From 94e156321c9a8c517e24feb09ea7137eb3171962 Mon Sep 17 00:00:00 2001
From: root <yingchen21@mails.tsinghua.edu.cn>
Date: Wed, 10 Jul 2024 05:31:46 +0000
Subject: [PATCH 198/198] fixed filename problem from renaming weight file

---
 inference/models/llama.cc  |  4 ++--
 src/runtime/file_loader.cc | 23 +++++++++++++----------
 2 files changed, 15 insertions(+), 12 deletions(-)

diff --git a/inference/models/llama.cc b/inference/models/llama.cc
index e4b2e5a537..d3319a8a5d 100644
--- a/inference/models/llama.cc
+++ b/inference/models/llama.cc
@@ -103,7 +103,7 @@ void LLAMA::create_llama_model(FFModel &ff,
       nullptr, // ?
       REG_MODE_NONE, // no regularization
       0.0f, // no dropout
-      std::string("layers_" + std::to_string(i) + "_attn_qkv_proj")
+      std::string("layers." + std::to_string(i) + ".attn_qkv_proj")
                      .c_str()
     );
 
@@ -194,7 +194,7 @@ void LLAMA::create_llama_model(FFModel &ff,
                    nullptr,
                    REG_MODE_NONE,
                    0.0f,
-                   std::string("layers_" + std::to_string(i) + "_attn_o_proj")

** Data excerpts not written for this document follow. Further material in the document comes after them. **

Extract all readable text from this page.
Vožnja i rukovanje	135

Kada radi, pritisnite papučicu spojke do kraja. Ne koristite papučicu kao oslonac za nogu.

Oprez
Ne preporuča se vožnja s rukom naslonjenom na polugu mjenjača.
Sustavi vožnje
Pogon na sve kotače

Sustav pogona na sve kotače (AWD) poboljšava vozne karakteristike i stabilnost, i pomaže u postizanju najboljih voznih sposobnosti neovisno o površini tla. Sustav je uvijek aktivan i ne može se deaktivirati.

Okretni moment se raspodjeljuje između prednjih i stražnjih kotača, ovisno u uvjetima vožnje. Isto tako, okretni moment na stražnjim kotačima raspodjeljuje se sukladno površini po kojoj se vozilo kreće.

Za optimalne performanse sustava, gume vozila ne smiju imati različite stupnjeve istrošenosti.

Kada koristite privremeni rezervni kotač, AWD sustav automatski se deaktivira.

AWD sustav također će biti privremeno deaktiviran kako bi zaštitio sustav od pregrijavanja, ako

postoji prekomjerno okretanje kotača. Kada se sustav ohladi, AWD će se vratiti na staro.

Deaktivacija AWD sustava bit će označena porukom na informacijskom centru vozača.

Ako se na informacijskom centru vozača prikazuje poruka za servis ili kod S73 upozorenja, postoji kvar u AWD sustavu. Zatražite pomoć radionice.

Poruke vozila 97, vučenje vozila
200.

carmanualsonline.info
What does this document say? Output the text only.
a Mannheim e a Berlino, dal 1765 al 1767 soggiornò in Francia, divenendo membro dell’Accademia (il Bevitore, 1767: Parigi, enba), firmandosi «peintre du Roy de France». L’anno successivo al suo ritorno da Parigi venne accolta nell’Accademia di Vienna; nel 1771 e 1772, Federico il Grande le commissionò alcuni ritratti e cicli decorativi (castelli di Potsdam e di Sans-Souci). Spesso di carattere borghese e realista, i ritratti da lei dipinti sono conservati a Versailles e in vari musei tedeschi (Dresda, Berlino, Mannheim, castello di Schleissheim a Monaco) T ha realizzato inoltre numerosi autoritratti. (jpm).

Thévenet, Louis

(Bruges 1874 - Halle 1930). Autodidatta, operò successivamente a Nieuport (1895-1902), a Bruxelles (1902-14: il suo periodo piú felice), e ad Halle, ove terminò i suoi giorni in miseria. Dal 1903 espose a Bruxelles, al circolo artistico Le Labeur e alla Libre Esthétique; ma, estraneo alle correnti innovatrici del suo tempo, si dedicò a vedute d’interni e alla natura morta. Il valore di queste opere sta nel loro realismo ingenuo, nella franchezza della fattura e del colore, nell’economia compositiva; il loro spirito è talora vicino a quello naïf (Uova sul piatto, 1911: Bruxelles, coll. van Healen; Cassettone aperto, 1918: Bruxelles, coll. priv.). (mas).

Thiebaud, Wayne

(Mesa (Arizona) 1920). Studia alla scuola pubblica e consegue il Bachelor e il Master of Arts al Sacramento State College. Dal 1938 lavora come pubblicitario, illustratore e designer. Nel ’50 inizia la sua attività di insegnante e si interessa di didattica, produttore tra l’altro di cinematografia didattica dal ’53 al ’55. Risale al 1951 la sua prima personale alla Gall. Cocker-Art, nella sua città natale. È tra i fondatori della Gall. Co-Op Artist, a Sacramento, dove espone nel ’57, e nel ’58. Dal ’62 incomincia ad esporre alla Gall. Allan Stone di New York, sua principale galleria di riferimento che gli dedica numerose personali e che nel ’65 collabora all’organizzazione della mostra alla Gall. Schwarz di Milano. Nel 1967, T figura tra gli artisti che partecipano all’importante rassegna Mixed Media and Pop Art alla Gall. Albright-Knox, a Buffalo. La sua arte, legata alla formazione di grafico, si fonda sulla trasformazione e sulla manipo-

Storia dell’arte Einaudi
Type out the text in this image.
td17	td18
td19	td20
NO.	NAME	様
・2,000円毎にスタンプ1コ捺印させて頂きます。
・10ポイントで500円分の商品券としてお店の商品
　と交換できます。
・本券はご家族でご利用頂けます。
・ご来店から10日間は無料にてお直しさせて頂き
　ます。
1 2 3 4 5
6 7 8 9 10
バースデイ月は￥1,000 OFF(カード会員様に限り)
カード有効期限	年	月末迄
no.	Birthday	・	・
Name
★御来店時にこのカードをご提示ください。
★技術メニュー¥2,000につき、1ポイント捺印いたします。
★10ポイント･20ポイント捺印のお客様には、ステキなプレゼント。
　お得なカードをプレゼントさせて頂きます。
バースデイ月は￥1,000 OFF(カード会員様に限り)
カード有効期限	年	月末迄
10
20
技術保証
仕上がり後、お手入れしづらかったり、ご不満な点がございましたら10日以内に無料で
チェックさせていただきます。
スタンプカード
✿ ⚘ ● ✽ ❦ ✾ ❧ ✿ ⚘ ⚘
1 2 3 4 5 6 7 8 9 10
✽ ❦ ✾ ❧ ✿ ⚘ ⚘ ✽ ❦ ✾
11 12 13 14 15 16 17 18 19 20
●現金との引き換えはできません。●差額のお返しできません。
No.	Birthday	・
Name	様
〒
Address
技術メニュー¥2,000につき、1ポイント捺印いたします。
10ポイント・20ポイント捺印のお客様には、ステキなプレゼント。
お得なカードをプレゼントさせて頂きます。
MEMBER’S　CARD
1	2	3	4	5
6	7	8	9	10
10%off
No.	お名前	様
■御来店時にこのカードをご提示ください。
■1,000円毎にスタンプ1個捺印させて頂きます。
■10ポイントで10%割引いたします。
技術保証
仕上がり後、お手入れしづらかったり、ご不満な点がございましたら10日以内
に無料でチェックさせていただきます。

+                   std::string("layers." + std::to_string(i) + ".attn_o_proj")
                        .c_str());
 
     // step 2: SILU activaion
diff --git a/src/runtime/file_loader.cc b/src/runtime/file_loader.cc
index a66a6097ea..4ed31eb4dd 100644
--- a/src/runtime/file_loader.cc
+++ b/src/runtime/file_loader.cc
@@ -135,7 +135,7 @@ void load_attention_o_proj_bias_to_dense_v2(DT *ptr,
                             size_t qkv_inner_dim,
                             std::string layer_name,
                             std::string weights_folder) {
-  std::string filename = layer_name + "_wo_bias";
+  std::string filename = layer_name + ".o_proj.bias";
 
   int file_index = 0;
 
@@ -273,10 +273,10 @@ void load_attention_weights_to_dense_v2(DT *ptr,
                                bool load_o_proj) {
   // layers_0_attention_wq_weight
   // layers_0_self_attn_q_proj_weight
-  std::string q_file = layer_name + "_wq_weight";
-  std::string k_file = layer_name + "_wk_weight";
-  std::string v_file = layer_name + "_wv_weight";
-  std::string o_file = layer_name + "_wo_weight";
+  std::string q_file = layer_name + ".q_proj.weight";
+  std::string k_file = layer_name + ".k_proj.weight";
+  std::string v_file = layer_name + ".v_proj.weight";
+  std::string o_file = layer_name + ".o_proj.weight";
   std::vector<std::string> weight_filenames = {q_file, k_file, v_file};
   int file_index = 0;
 
@@ -909,15 +909,18 @@ void FileDataLoader::load_single_weight_tensor(FFModel *ff,
   std::string weight_filename = removeGuidOperatorName(std::string(l->name));
   bool is_attn_proj = false, is_o_proj = false;
 
-  if (weight_filename.find("_proj") != std::string::npos) {
-    size_t pos = weight_filename.find("_attn_o_proj");
+  if (weight_filename.find("attn_") != std::string::npos) {
+    size_t pos = weight_filename.find(".attn_o_proj");
     if (pos != std::string::npos) {
-        weight_filename.replace(pos, std::string("_attn_o_proj").length(), "_attention");
+        weight_filename.replace(pos, std::string(".attn_o_proj").length(), ".self_attn");
         is_o_proj = true;
     } else {
-      pos = weight_filename.find("_attn_qkv_proj");
+      pos = weight_filename.find(".attn_qkv_proj");
+      if(pos == std::string::npos) {
+        cout<<weight_filename<<endl;
+      }
       assert(pos != std::string::npos);
-      weight_filename.replace(pos, std::string("_attn_qkv_proj").length(), "_attention");
+      weight_filename.replace(pos, std::string(".attn_qkv_proj").length(), ".self_attn");
     }
     is_attn_proj = true;
   }